The tight cap binding by MTase (Kd
~100 nM) may represent a mechanism to sequester the RNA cap structure from cellular eIF4E or ribosomes until the positive-strand genomic RNA has become long enough to prevent polyprotein translation from interfering with continued RNA replication. This model would require the guanosine cap to be released from its binding site either by a directed release mechanism (i.e. conformational change) or by folding of an RNA structure that triggers the release of the cap from the MTase. Flavivirus MTase specifically binds GTP (or cap), but binds the structurally similar ATP very poorly. It was initially postulated that the mechanism for guanine specificity lay in the interaction of the guanine C2 amine group with the backbone carbonyls of Leu16 and Leu19 5
. While this interaction does provide a small contribution to binding, our analog studies show that the C2 moiety is not the sole factor in guanine specificity. The observation that ITP, which lacks the C2 amine group but possess a hydrogen bond capable hydrogen at N1, can strongly compete with GTP-Bodipy binding indicates that there is at least a second contact between the guanine ring and the MTase. Were the C2 amine position the only selective interaction point, ITP would bind as weakly as ATP. We originally hypothesized that the Lys21 sidechain could interact with the C6 carbonyl group on guanine. However, our mutational analysis indicated that the Lys21 sidechain does not play a role in the observed specificity. Surprisingly, a structurally conserved water molecule is found between the guanine N1 hydrogen and the Leu19 backbone carbonyl in each of our GTP/cap soaked structures derived from completely different crystallization conditions. The presence of this bridging water molecule, which is within hydrogen bonding distance of the guanine N1 hydrogen and the Leu19 backbone carbonyl oxygen, was not observed in previously published lower resolution MTase-GTP structures 5; 9; 10; 11; 12; 13; 14
, but is present in a 1.8 Å Den MTase-cap analog structure (PDB Code 2P41) 10
. The presence of the water molecule in three different crystallization conditions with two different flavivirus MTase proteins suggests that the coordinated water is not a crystallization artifact and appears to represent an important interaction. The combination of the N1 water-bridge and C2 amine interactions with MTase backbone interactions appear to contribute almost equal amounts of binding energy based on our competition data, and the combination of the two interactions appear to confer specific recognition of guanine largely independent of side-chain composition. These two interactions increase our understanding of guanine binding by flavivirus MTase proteins. This recognition mode is considerably different from that observed in other RNA cap binding proteins (vaccinia VP39, cellular CBP20 and eIF4E) which bind guanosine caps between two aromatic sidechains 24; 26; 27
. Water-mediated nucleoside recognition has been reported previously with calf purine-nucleoside phosphorylase 28
, although in that case the water interaction was observed between the C6 carbonyl and an Asn sidechain.

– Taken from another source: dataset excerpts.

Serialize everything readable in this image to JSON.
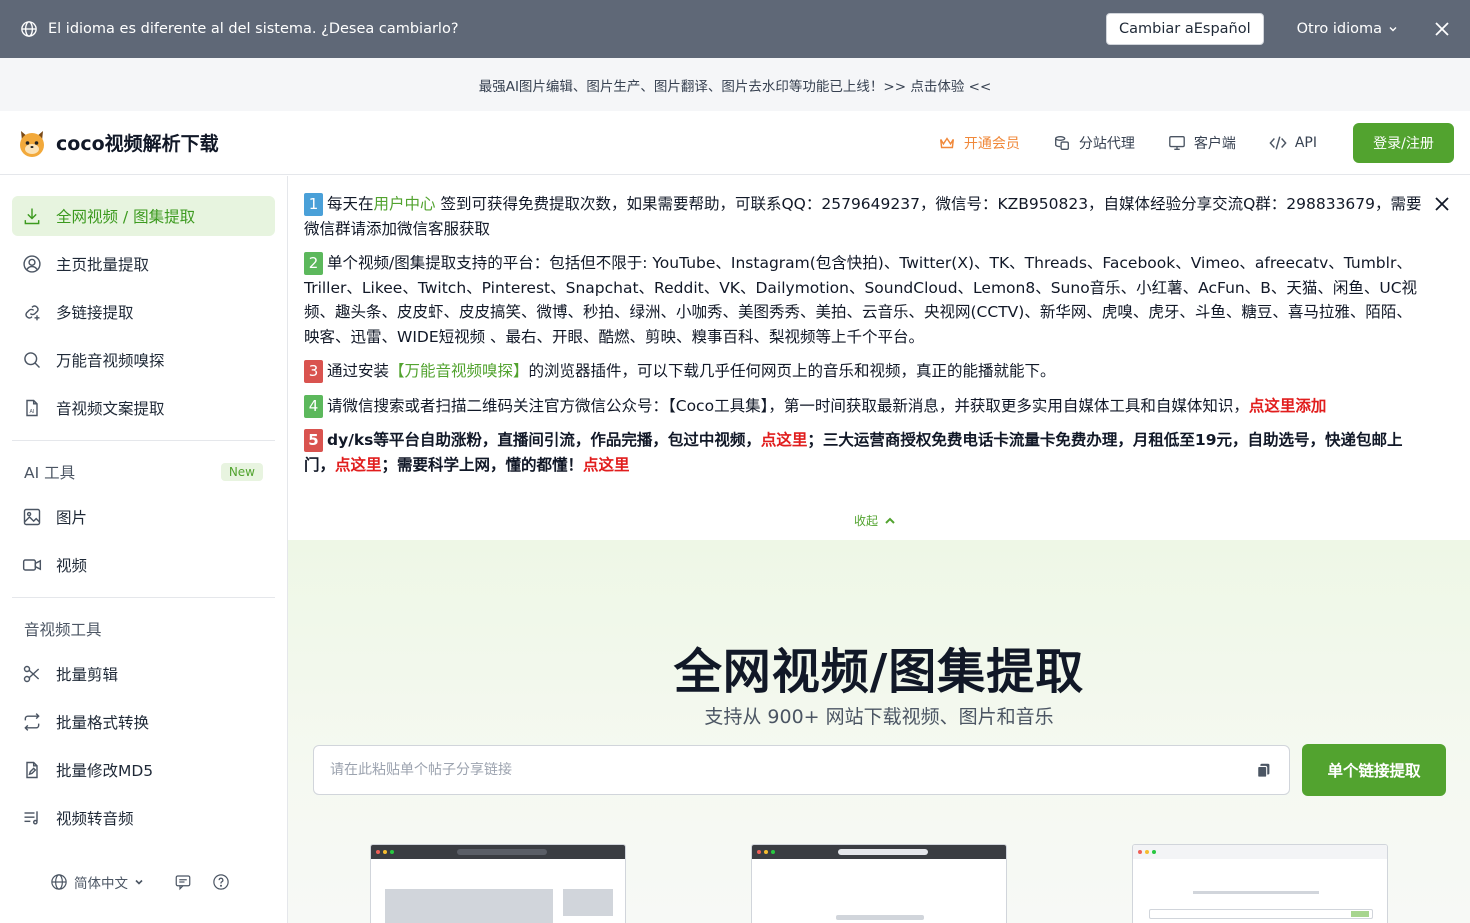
{
  "language_bar": {
    "message": "El idioma es diferente al del sistema. ¿Desea cambiarlo?",
    "switch_label": "Cambiar aEspañol",
    "other_label": "Otro idioma"
  },
  "promo": {
    "text": "最强AI图片编辑、图片生产、图片翻译、图片去水印等功能已上线！>> 点击体验 <<"
  },
  "header": {
    "brand": "coco视频解析下载",
    "nav": [
      {
        "label": "开通会员",
        "icon": "crown-icon"
      },
      {
        "label": "分站代理",
        "icon": "coins-icon"
      },
      {
        "label": "客户端",
        "icon": "monitor-icon"
      },
      {
        "label": "API",
        "icon": "code-icon"
      }
    ],
    "login_label": "登录/注册",
    "accent_color": "#52a32f",
    "vip_color": "#f0883a"
  },
  "sidebar": {
    "main_items": [
      {
        "label": "全网视频 / 图集提取",
        "icon": "download-icon",
        "active": true
      },
      {
        "label": "主页批量提取",
        "icon": "user-circle-icon"
      },
      {
        "label": "多链接提取",
        "icon": "link-plus-icon"
      },
      {
        "label": "万能音视频嗅探",
        "icon": "search-icon"
      },
      {
        "label": "音视频文案提取",
        "icon": "document-ai-icon"
      }
    ],
    "ai_section": {
      "title": "AI 工具",
      "badge": "New"
    },
    "ai_items": [
      {
        "label": "图片",
        "icon": "image-icon"
      },
      {
        "label": "视频",
        "icon": "video-icon"
      }
    ],
    "media_section": {
      "title": "音视频工具"
    },
    "media_items": [
      {
        "label": "批量剪辑",
        "icon": "scissors-icon"
      },
      {
        "label": "批量格式转换",
        "icon": "convert-icon"
      },
      {
        "label": "批量修改MD5",
        "icon": "file-edit-icon"
      },
      {
        "label": "视频转音频",
        "icon": "audio-list-icon"
      }
    ],
    "footer": {
      "language": "简体中文"
    }
  },
  "notice": {
    "items": [
      {
        "num": "1",
        "pre": "每天在",
        "link": "用户中心",
        "post": " 签到可获得免费提取次数，如果需要帮助，可联系QQ：2579649237，微信号：KZB950823，自媒体经验分享交流Q群：298833679，需要微信群请添加微信客服获取"
      },
      {
        "num": "2",
        "text": "单个视频/图集提取支持的平台：包括但不限于: YouTube、Instagram(包含快拍)、Twitter(X)、TK、Threads、Facebook、Vimeo、afreecatv、Tumblr、Triller、Likee、Twitch、Pinterest、Snapchat、Reddit、VK、Dailymotion、SoundCloud、Lemon8、Suno音乐、小红薯、AcFun、B、天猫、闲鱼、UC视频、趣头条、皮皮虾、皮皮搞笑、微博、秒拍、绿洲、小咖秀、美图秀秀、美拍、云音乐、央视网(CCTV)、新华网、虎嗅、虎牙、斗鱼、糖豆、喜马拉雅、陌陌、映客、迅雷、WIDE短视频 、最右、开眼、酷燃、剪映、糗事百科、梨视频等上千个平台。"
      },
      {
        "num": "3",
        "pre": "通过安装",
        "link": "【万能音视频嗅探】",
        "post": "的浏览器插件，可以下载几乎任何网页上的音乐和视频，真正的能播就能下。"
      },
      {
        "num": "4",
        "text": "请微信搜索或者扫描二维码关注官方微信公众号：【Coco工具集】，第一时间获取最新消息，并获取更多实用自媒体工具和自媒体知识，",
        "link": "点这里添加"
      },
      {
        "num": "5",
        "t1": "dy/ks等平台自助涨粉，直播间引流，作品完播，包过中视频，",
        "l1": "点这里",
        "t2": "；三大运营商授权免费电话卡流量卡免费办理，月租低至19元，自助选号，快递包邮上门，",
        "l2": "点这里",
        "t3": "；需要科学上网，懂的都懂！",
        "l3": "点这里"
      }
    ],
    "collapse_label": "收起"
  },
  "hero": {
    "title": "全网视频/图集提取",
    "subtitle": "支持从 900+ 网站下载视频、图片和音乐",
    "input_placeholder": "请在此粘贴单个帖子分享链接",
    "button_label": "单个链接提取"
  }
}
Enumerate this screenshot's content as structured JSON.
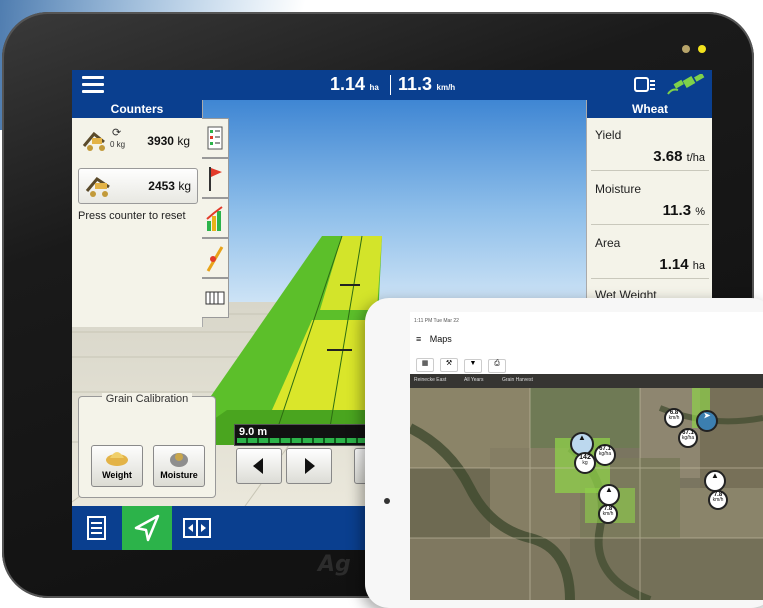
{
  "display": {
    "status": {
      "area_value": "1.14",
      "area_unit": "ha",
      "speed_value": "11.3",
      "speed_unit": "km/h"
    },
    "counters": {
      "title": "Counters",
      "items": [
        {
          "value": "3930",
          "unit": "kg",
          "sub": "0 kg"
        },
        {
          "value": "2453",
          "unit": "kg"
        }
      ],
      "reset_hint": "Press counter to reset"
    },
    "crop_panel": {
      "title": "Wheat",
      "stats": [
        {
          "label": "Yield",
          "value": "3.68",
          "unit": "t/ha"
        },
        {
          "label": "Moisture",
          "value": "11.3",
          "unit": "%"
        },
        {
          "label": "Area",
          "value": "1.14",
          "unit": "ha"
        },
        {
          "label": "Wet Weight"
        }
      ]
    },
    "grain_calibration": {
      "title": "Grain Calibration",
      "weight_label": "Weight",
      "moisture_label": "Moisture"
    },
    "lightbar": {
      "distance": "9.0 m"
    },
    "brand": "Ag",
    "colors": {
      "header_blue": "#0a3f8f",
      "active_green": "#2cb34a",
      "field_green": "#5cbf2a",
      "field_yellow": "#e8ea2a"
    },
    "icons": [
      "menu-icon",
      "camera-icon",
      "gps-satellite-icon",
      "document-icon",
      "navigation-icon",
      "split-view-icon"
    ]
  },
  "ipad": {
    "status_time": "1:11 PM  Tue Mar 22",
    "title": "Maps",
    "filters": [
      "Reinecke East",
      "All Years",
      "Grain Harvest"
    ],
    "map_markers": [
      {
        "value": "6.8",
        "unit": "km/h"
      },
      {
        "value": "67.1",
        "unit": "kg/ha"
      },
      {
        "value": "142",
        "unit": "kg"
      },
      {
        "value": "67.1",
        "unit": "kg/ha"
      },
      {
        "value": "7.8",
        "unit": "km/h"
      },
      {
        "value": "7.8",
        "unit": "km/h"
      }
    ]
  }
}
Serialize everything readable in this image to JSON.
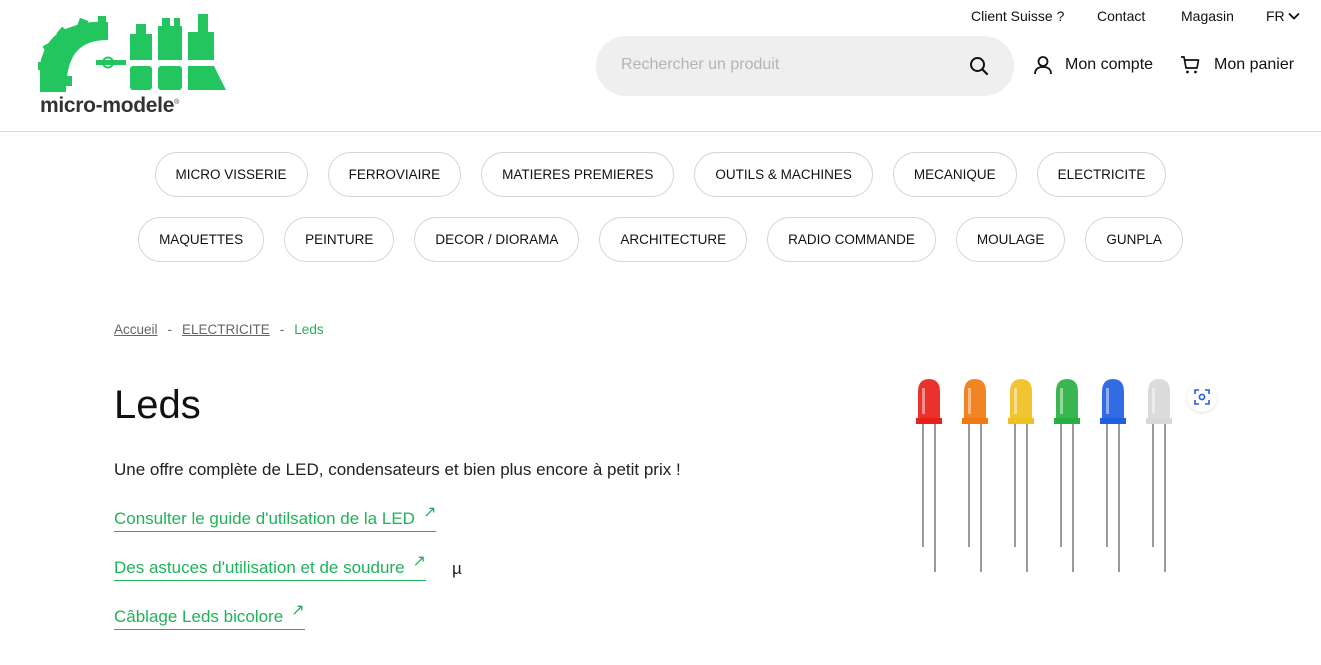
{
  "header": {
    "utility_links": [
      "Client Suisse ?",
      "Contact",
      "Magasin"
    ],
    "language": "FR",
    "logo_text": "micro-modele",
    "search": {
      "placeholder": "Rechercher un produit",
      "value": ""
    },
    "account_label": "Mon compte",
    "cart_label": "Mon panier"
  },
  "nav": {
    "row1": [
      "MICRO VISSERIE",
      "FERROVIAIRE",
      "MATIERES PREMIERES",
      "OUTILS & MACHINES",
      "MECANIQUE",
      "ELECTRICITE"
    ],
    "row2": [
      "MAQUETTES",
      "PEINTURE",
      "DECOR / DIORAMA",
      "ARCHITECTURE",
      "RADIO COMMANDE",
      "MOULAGE",
      "GUNPLA"
    ]
  },
  "breadcrumb": {
    "items": [
      "Accueil",
      "ELECTRICITE"
    ],
    "current": "Leds",
    "separator": "-"
  },
  "page": {
    "title": "Leds",
    "intro": "Une offre complète de LED, condensateurs et bien plus encore à petit prix !",
    "links": [
      "Consulter le guide d'utilsation de la LED",
      "Des astuces d'utilisation et de soudure",
      "Câblage Leds bicolore"
    ],
    "stray_text": "µ",
    "link_arrow": "↗"
  },
  "product_image": {
    "led_colors": [
      "#e8201a",
      "#f07a10",
      "#f0c020",
      "#28b040",
      "#1f5fe0",
      "#d8d8d8"
    ]
  },
  "colors": {
    "accent": "#20b25a",
    "logo_green": "#22c55e",
    "search_bg": "#efefef"
  },
  "icons": [
    "search-icon",
    "user-icon",
    "cart-icon",
    "chevron-down-icon",
    "zoom-icon",
    "external-arrow-icon"
  ]
}
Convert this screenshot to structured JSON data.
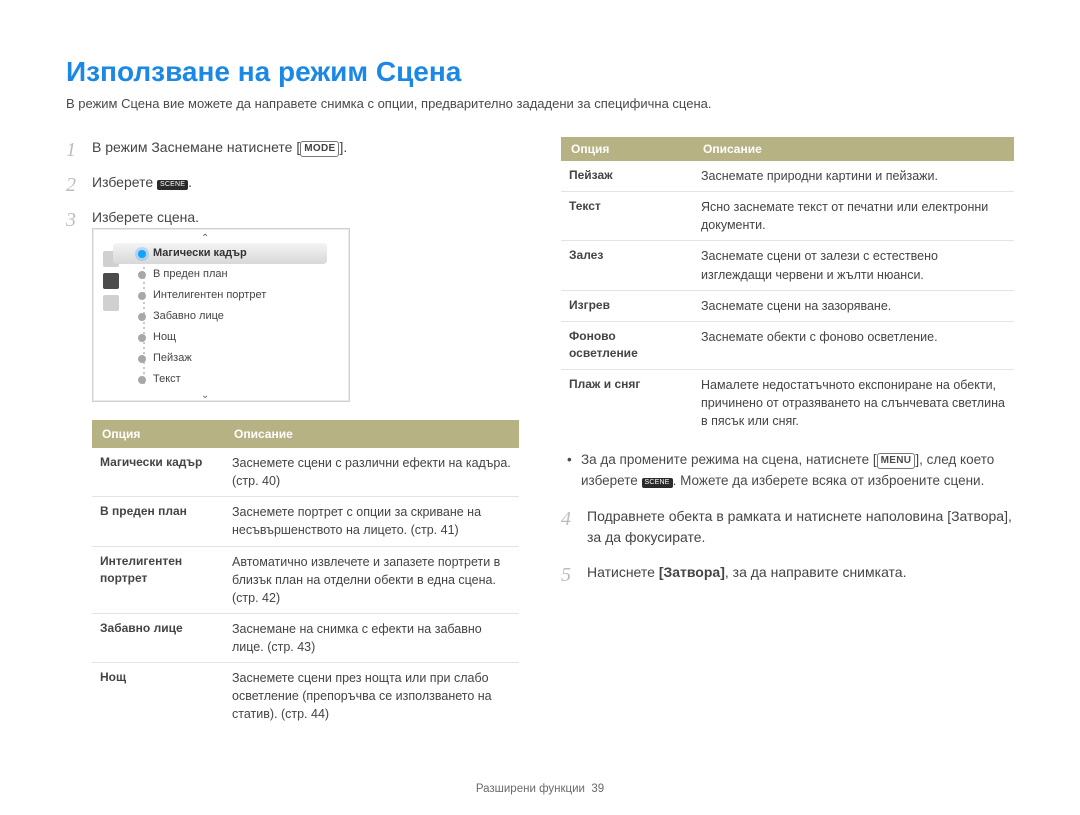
{
  "title": "Използване на режим Сцена",
  "intro": "В режим Сцена вие можете да направете снимка с опции, предварително зададени за специфична сцена.",
  "keys": {
    "mode": "MODE",
    "menu": "MENU",
    "scene_chip": "SCENE"
  },
  "steps": {
    "s1_pre": "В режим Заснемане натиснете ",
    "s1_post": ".",
    "s2_pre": "Изберете ",
    "s2_post": ".",
    "s3": "Изберете сцена.",
    "s4": "Подравнете обекта в рамката и натиснете наполовина [Затвора], за да фокусирате.",
    "s5_pre": "Натиснете ",
    "s5_shutter": "[Затвора]",
    "s5_post": ", за да направите снимката."
  },
  "bullet": {
    "pre": "За да промените режима на сцена, натиснете ",
    "mid": ", след което изберете ",
    "post": ". Можете да изберете всяка от изброените сцени."
  },
  "screenshot_menu": {
    "items": [
      "Магически кадър",
      "В преден план",
      "Интелигентен портрет",
      "Забавно лице",
      "Нощ",
      "Пейзаж",
      "Текст"
    ]
  },
  "table1": {
    "head_option": "Опция",
    "head_desc": "Описание",
    "rows": [
      {
        "opt": "Магически кадър",
        "desc": "Заснемете сцени с различни ефекти на кадъра. (стр. 40)"
      },
      {
        "opt": "В преден план",
        "desc": "Заснемете портрет с опции за скриване на несъвършенството на лицето. (стр. 41)"
      },
      {
        "opt": "Интелигентен портрет",
        "desc": "Автоматично извлечете и запазете портрети в близък план на отделни обекти в една сцена. (стр. 42)"
      },
      {
        "opt": "Забавно лице",
        "desc": "Заснемане на снимка с ефекти на забавно лице. (стр. 43)"
      },
      {
        "opt": "Нощ",
        "desc": "Заснемете сцени през нощта или при слабо осветление (препоръчва се използването на статив). (стр. 44)"
      }
    ]
  },
  "table2": {
    "head_option": "Опция",
    "head_desc": "Описание",
    "rows": [
      {
        "opt": "Пейзаж",
        "desc": "Заснемате природни картини и пейзажи."
      },
      {
        "opt": "Текст",
        "desc": "Ясно заснемате текст от печатни или електронни документи."
      },
      {
        "opt": "Залез",
        "desc": "Заснемате сцени от залези с естествено изглеждащи червени и жълти нюанси."
      },
      {
        "opt": "Изгрев",
        "desc": "Заснемате сцени на зазоряване."
      },
      {
        "opt": "Фоново осветление",
        "desc": "Заснемате обекти с фоново осветление."
      },
      {
        "opt": "Плаж и сняг",
        "desc": "Намалете недостатъчното експониране на обекти, причинено от отразяването на слънчевата светлина в пясък или сняг."
      }
    ]
  },
  "footer": {
    "section": "Разширени функции",
    "page": "39"
  }
}
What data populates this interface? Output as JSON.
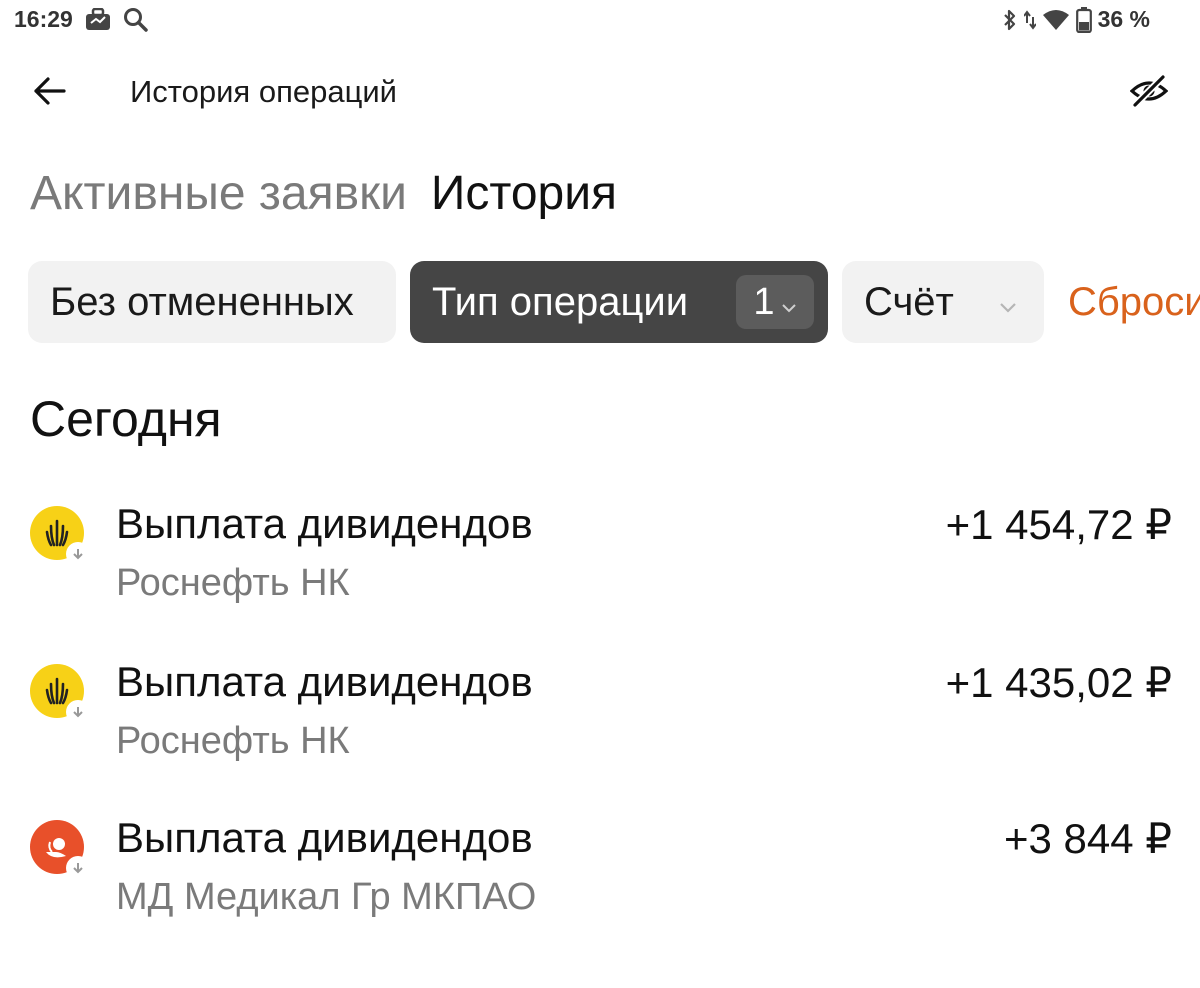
{
  "status_bar": {
    "time": "16:29",
    "battery": "36 %",
    "icons": [
      "briefcase-icon",
      "search-icon",
      "bluetooth-icon",
      "signal-arrows-icon",
      "wifi-icon",
      "battery-icon"
    ]
  },
  "header": {
    "title": "История операций",
    "back_icon": "arrow-left-icon",
    "visibility_icon": "eye-off-icon"
  },
  "tabs": [
    {
      "label": "Активные заявки",
      "active": false
    },
    {
      "label": "История",
      "active": true
    }
  ],
  "filters": {
    "without_cancelled": "Без отмененных",
    "operation_type": "Тип операции",
    "operation_type_count": "1",
    "account": "Счёт",
    "reset": "Сброси"
  },
  "section": {
    "title": "Сегодня"
  },
  "operations": [
    {
      "title": "Выплата дивидендов",
      "subtitle": "Роснефть НК",
      "amount": "+1 454,72 ₽",
      "logo": "rosneft-logo-icon",
      "logo_color": "#f7d117"
    },
    {
      "title": "Выплата дивидендов",
      "subtitle": "Роснефть НК",
      "amount": "+1 435,02 ₽",
      "logo": "rosneft-logo-icon",
      "logo_color": "#f7d117"
    },
    {
      "title": "Выплата дивидендов",
      "subtitle": "МД Медикал Гр МКПАО",
      "amount": "+3 844 ₽",
      "logo": "md-medical-logo-icon",
      "logo_color": "#e8502a"
    }
  ],
  "colors": {
    "accent_reset": "#d9621c",
    "chip_bg": "#f2f2f2",
    "chip_active_bg": "#454545",
    "muted_text": "#7a7a7a"
  }
}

The results of the experiments described here further our understanding of the architecture of the MTase guanosine cap-binding site. The flavivirus MTase is a new and potentially valuable antiviral target to develop drugs against flavivirus replication. Drugs that interfere with influenza virus RNA cap binding have been previously described 29
, indicating that viral cap binding is a viable drug target. Our increased understanding of how the flavivirus MTase binds RNA cap structures will aid in the rational development of highly potent and specific drugs for the treatment of flavivirus infections.